Several days into the massive “distributed denial of service” (DDoS) cyberattack on Move, Inc.’s websites this week, the company’s Chief Technology Officer John Robison reports that the sites are back up and running, albeit a bit slower than usual for now.
In an exclusive interview with RISMedia Friday, Robison detailed a two-phase plan the company has in place to bring the sites back to full recovery, assure its customers, and input measures to prevent such an attack from happening again.
“We’re mostly through phase one, which is getting the sites back up and running,” Robison said. “They may not be quite as fast, but they are usable and customers can see them and interact with them. It’s our top priority to make sure the sites are accessible and customers have access to them and business is not impacted.”
Robison said phase two will be the “hardening of the site,” or making sure an attack of this magnitude doesn’t happen again. To do that, Move is working with the DDoS mitigation provider Prolexic division of Akamai Technologies, Inc. “around the clock” to increase protection from hackers, an effort he said will extend into next week sometime.

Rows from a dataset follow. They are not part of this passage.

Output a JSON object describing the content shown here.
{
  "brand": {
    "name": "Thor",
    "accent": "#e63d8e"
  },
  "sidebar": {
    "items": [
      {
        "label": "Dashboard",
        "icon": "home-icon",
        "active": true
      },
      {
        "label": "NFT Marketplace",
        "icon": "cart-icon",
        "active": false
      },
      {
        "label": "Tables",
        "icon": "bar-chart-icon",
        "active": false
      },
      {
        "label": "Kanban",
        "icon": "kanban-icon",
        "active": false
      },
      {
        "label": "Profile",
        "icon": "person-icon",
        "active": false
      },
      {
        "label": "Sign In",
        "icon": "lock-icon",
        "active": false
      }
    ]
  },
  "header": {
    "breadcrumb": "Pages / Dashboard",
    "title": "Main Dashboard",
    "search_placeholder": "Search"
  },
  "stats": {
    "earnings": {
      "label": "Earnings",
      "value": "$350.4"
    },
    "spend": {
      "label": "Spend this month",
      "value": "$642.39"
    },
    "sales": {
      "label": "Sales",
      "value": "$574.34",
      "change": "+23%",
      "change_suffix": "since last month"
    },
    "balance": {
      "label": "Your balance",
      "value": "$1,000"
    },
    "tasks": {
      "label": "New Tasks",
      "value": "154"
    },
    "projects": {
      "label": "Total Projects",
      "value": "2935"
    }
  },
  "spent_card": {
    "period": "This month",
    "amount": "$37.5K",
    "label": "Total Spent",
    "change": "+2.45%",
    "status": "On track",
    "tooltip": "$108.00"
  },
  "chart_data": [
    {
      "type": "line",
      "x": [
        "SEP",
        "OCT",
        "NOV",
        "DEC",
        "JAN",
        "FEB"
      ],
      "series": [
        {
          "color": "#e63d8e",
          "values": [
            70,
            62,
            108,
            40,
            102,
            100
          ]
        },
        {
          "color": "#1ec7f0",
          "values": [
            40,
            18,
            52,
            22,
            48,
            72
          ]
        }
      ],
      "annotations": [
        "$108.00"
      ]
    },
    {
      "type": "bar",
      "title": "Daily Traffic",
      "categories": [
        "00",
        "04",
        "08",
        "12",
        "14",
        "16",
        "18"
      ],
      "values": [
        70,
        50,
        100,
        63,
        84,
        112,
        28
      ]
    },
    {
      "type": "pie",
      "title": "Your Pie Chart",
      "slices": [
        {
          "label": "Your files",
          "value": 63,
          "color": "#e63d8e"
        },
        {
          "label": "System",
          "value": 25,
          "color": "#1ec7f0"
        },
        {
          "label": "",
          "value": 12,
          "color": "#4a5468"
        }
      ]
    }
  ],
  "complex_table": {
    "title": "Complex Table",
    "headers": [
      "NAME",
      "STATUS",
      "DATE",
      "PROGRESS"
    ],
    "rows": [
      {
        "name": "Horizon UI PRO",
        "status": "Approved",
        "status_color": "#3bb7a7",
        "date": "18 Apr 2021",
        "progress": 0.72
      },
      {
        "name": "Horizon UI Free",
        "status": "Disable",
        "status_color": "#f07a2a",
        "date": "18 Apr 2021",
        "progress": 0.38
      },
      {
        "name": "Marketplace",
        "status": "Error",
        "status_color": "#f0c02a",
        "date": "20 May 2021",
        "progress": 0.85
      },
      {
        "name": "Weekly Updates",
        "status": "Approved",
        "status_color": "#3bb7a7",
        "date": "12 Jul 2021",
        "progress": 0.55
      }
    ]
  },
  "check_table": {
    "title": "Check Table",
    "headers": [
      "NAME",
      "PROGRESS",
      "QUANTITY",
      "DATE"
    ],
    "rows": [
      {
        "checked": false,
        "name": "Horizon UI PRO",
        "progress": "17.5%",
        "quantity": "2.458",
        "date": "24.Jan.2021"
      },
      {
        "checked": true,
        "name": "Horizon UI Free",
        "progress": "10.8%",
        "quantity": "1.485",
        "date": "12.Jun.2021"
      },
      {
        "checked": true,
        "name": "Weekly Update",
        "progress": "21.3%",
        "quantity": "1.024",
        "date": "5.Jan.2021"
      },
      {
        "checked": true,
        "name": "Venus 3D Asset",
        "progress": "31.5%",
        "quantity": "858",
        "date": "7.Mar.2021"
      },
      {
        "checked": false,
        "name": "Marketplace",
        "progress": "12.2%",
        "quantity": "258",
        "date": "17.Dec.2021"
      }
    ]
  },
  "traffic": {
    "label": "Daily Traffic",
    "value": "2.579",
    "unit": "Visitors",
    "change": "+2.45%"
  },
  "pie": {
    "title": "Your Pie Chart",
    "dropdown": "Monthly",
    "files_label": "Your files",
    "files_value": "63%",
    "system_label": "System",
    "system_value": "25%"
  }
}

DDoS attacks are sent by people or botnets, which are Internet-connected programs that work on tasks. The DDoS attack on Move drove massive amounts of traffic from external sources, or “fake requests,” as Robison explained, to Move’s data center in Phoenix, Ariz., making realtor.com®, the official real estate site of the National Association of REALTORS®, Top Producer® services, and Move’s other Internet services inaccessible by real users.
Cyberattacks are measured in the volume and speed of the fake requests. Move’s attack clocked in at about 30 gigabytes per second (GB/s), which can be enough to overwhelm large Internet businesses’ networks, but is also typical of several hacks recently reported to other large public sites, such as Evernote and Ancestry.com. Robison noted that it appears the company was targeted randomly, “based on other attacks on other sites out in the public, there seems to be a commonality in how the attacks are done, but not in who is picked.”
Once phase two is completed next week, Move will be protected “at a much higher level,” he said. “We’re going above and beyond the level most sites take in response to the attack,” Robison assured. “We’re super focused on our customers and people coming to the website. We have a core team of network service providers and Prolexic working 24-7 to get up and running. We take this very seriously.”
No consumer data was compromised in the attack, Robison stated. “They didn’t get inside the site and we are not aware of any penetration or data compromise.”
The FBI cybercrimes unit is actively investigating the incident, Robison said, and Move is cooperating with federal law enforcement officials. However, he couldn’t offer further details on the ransom demand sent ahead of the attack on Wednesday, or who it was sent to or whether officials have any leads or expect to make any arrests, citing the ongoing investigation. The company reported earlier Friday that following the receipt of a ransom demand at 8:45 a.m. PST Tuesday, to which as standard practice the company did not respond, the site began getting hacked midday.